In recent years, there has been increasing volatility in ocean freight rates: in the last three months of 2023, for example, quotations registered sharp falls, which have inevitably influenced market trends.
The uncertainty in the industry raises many concerns, in particular about the resilience of the supply chain for 2024.
Taking stock is the analyst firm Xeneta, which in its latest outlook painted a complex and uncertain new year for container transport.
Ocean freight rates to rise in 2024
According to Xeneta, in fact, ocean freight rates will increase dramatically, making it no longer economical for carriers to transport goods contracted under the 2023 tariffs.
As stated by Patrik Berglund, CEO of the company: “The cost of transporting containers by sea fell by 60 percent in 2023, and on some routes (such as from the Far East to Europe) the drop was even more pronounced, reaching 80 percent for both short- and long-term contracts. Currently, freight rates are so low that companies are in fact operating at a loss in many cases.”
This is a situation that cannot be tolerated much longer and which will lead, in a physiological manner, to an increase in tariffs.
Although it is not known precisely when the freight rate increases will begin to materialise, Xeneta paints a less than reassuring picture. On the one hand, he says, there will be customers who signed long-term contracts in 2023 at very low rates and, on the other hand, those who will sign agreements in 2024 at higher rates.

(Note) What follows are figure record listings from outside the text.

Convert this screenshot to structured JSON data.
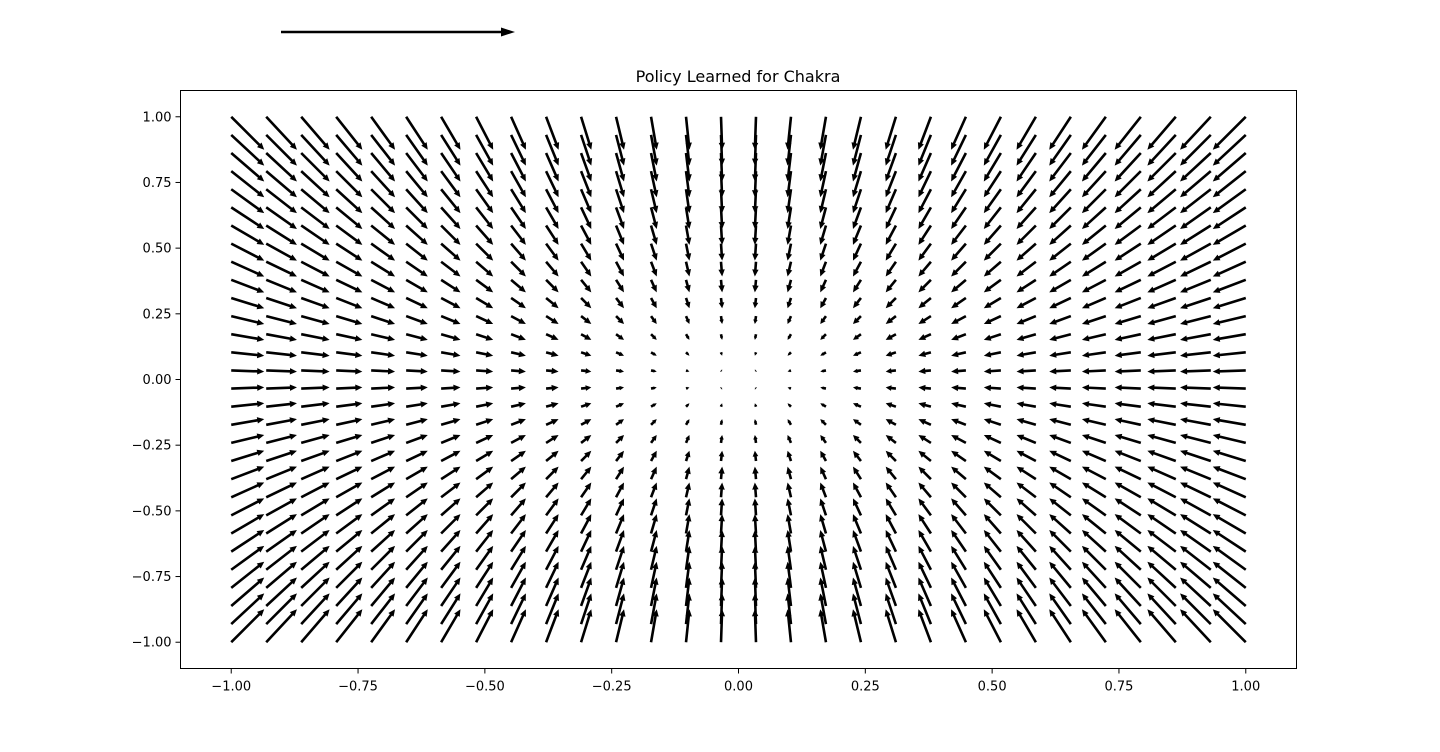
{
  "chart_data": {
    "type": "quiver",
    "title": "Policy Learned for Chakra",
    "xlabel": "",
    "ylabel": "",
    "xlim": [
      -1.1,
      1.1
    ],
    "ylim": [
      -1.1,
      1.1
    ],
    "x_ticks": [
      {
        "value": -1.0,
        "label": "−1.00"
      },
      {
        "value": -0.75,
        "label": "−0.75"
      },
      {
        "value": -0.5,
        "label": "−0.50"
      },
      {
        "value": -0.25,
        "label": "−0.25"
      },
      {
        "value": 0.0,
        "label": "0.00"
      },
      {
        "value": 0.25,
        "label": "0.25"
      },
      {
        "value": 0.5,
        "label": "0.50"
      },
      {
        "value": 0.75,
        "label": "0.75"
      },
      {
        "value": 1.0,
        "label": "1.00"
      }
    ],
    "y_ticks": [
      {
        "value": 1.0,
        "label": "1.00"
      },
      {
        "value": 0.75,
        "label": "0.75"
      },
      {
        "value": 0.5,
        "label": "0.50"
      },
      {
        "value": 0.25,
        "label": "0.25"
      },
      {
        "value": 0.0,
        "label": "0.00"
      },
      {
        "value": -0.25,
        "label": "−0.25"
      },
      {
        "value": -0.5,
        "label": "−0.50"
      },
      {
        "value": -0.75,
        "label": "−0.75"
      },
      {
        "value": -1.0,
        "label": "−1.00"
      }
    ],
    "grid": {
      "x_range": [
        -1.0,
        1.0
      ],
      "y_range": [
        -1.0,
        1.0
      ],
      "nx": 30,
      "ny": 30
    },
    "vector_field": "u = -x, v = -y (arrows point toward the origin)",
    "grid_lines": false,
    "legend": "none",
    "arrow_color": "#000000"
  }
}
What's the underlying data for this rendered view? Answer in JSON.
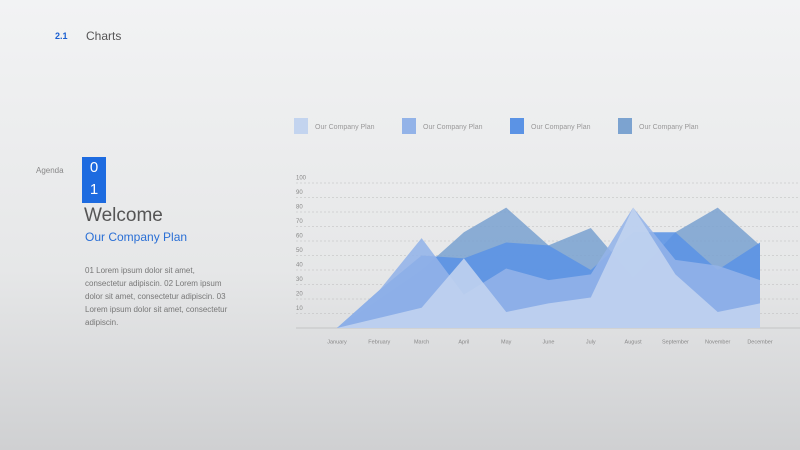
{
  "header": {
    "number": "2.1",
    "title": "Charts"
  },
  "sidebar": {
    "label": "Agenda",
    "index": [
      "0",
      "1"
    ],
    "heading": "Welcome",
    "subheading": "Our Company Plan",
    "text": "01 Lorem ipsum dolor sit amet, consectetur adipiscin. 02 Lorem ipsum dolor sit amet, consectetur adipiscin. 03 Lorem ipsum dolor sit amet, consectetur adipiscin."
  },
  "chart_data": {
    "type": "area",
    "categories": [
      "January",
      "February",
      "March",
      "April",
      "May",
      "June",
      "July",
      "August",
      "September",
      "November",
      "December"
    ],
    "series": [
      {
        "name": "Our Company Plan",
        "color": "#c3d4ef",
        "values": [
          0,
          7,
          14,
          48,
          11,
          17,
          21,
          83,
          37,
          11,
          17
        ]
      },
      {
        "name": "Our Company Plan",
        "color": "#93b3e8",
        "values": [
          0,
          26,
          62,
          23,
          41,
          33,
          37,
          83,
          47,
          43,
          33
        ]
      },
      {
        "name": "Our Company Plan",
        "color": "#5b93e5",
        "values": [
          0,
          26,
          50,
          48,
          59,
          57,
          40,
          66,
          66,
          40,
          59
        ]
      },
      {
        "name": "Our Company Plan",
        "color": "#7ca3d0",
        "values": [
          0,
          20,
          40,
          66,
          83,
          57,
          69,
          35,
          66,
          83,
          57
        ]
      }
    ],
    "ylim": [
      0,
      100
    ],
    "yticks": [
      10,
      20,
      30,
      40,
      50,
      60,
      70,
      80,
      90,
      100
    ],
    "grid": true
  }
}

The companies could then decide to leave on the ground the cargoes of the former, in favour of cargoes with a higher price.

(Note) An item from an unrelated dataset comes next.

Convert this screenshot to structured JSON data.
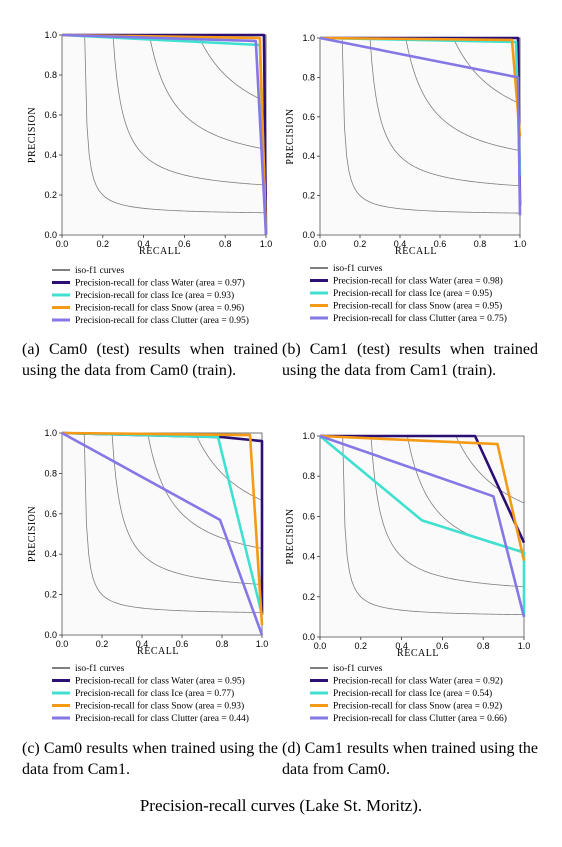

Adding to the uncertainty of this situation are the ongoing geopolitical crises in Ukraine and the Middle East and the entry into force of the Emissions Trading Scheme (ETS) in the maritime sector in 2024.

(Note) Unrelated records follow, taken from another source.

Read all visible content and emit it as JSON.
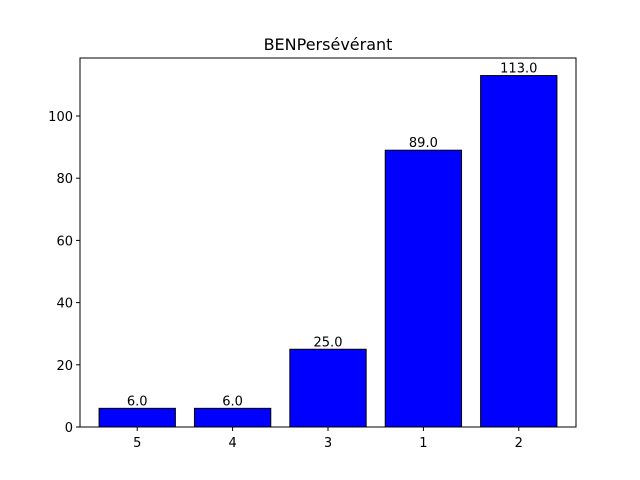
{
  "chart_data": {
    "type": "bar",
    "title": "BENPersévérant",
    "xlabel": "",
    "ylabel": "",
    "categories": [
      "5",
      "4",
      "3",
      "1",
      "2"
    ],
    "values": [
      6.0,
      6.0,
      25.0,
      89.0,
      113.0
    ],
    "data_labels": [
      "6.0",
      "6.0",
      "25.0",
      "89.0",
      "113.0"
    ],
    "ylim": [
      0,
      118.65
    ],
    "yticks": [
      0,
      20,
      40,
      60,
      80,
      100
    ],
    "grid": false,
    "legend": "none",
    "bar_color": "#0000ff",
    "bar_edge_color": "#000000"
  }
}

Overcapacity and reliable contracts
This situation is an important challenge for all customers who will have to learn how to protect their supply chains.
One hope comes from overcapacity, which, should it continue into 2024, could be an incentive for carriers to load all cargoes, regardless of freight contract rates, in order to fill the ships. This condition could also benefit customers with long-term contracts concluded in 2023.
Another lies in the choice of experienced and reliable operators.
Over the years, we at Marfreight have handled various situations involving market volatility, always striving to offer our customers consistent solutions in line with their expectations and needs.
Already last year, for example, following the exaggerated increase in freight rates in the spring, we offered our partners contracts on a monthly basis, with easily affordable instalments.
As industry operators who care about their customers’ businesses, we have an obligation always to be ready to face and manage market changes, to ensure the best solutions in terms of security and value.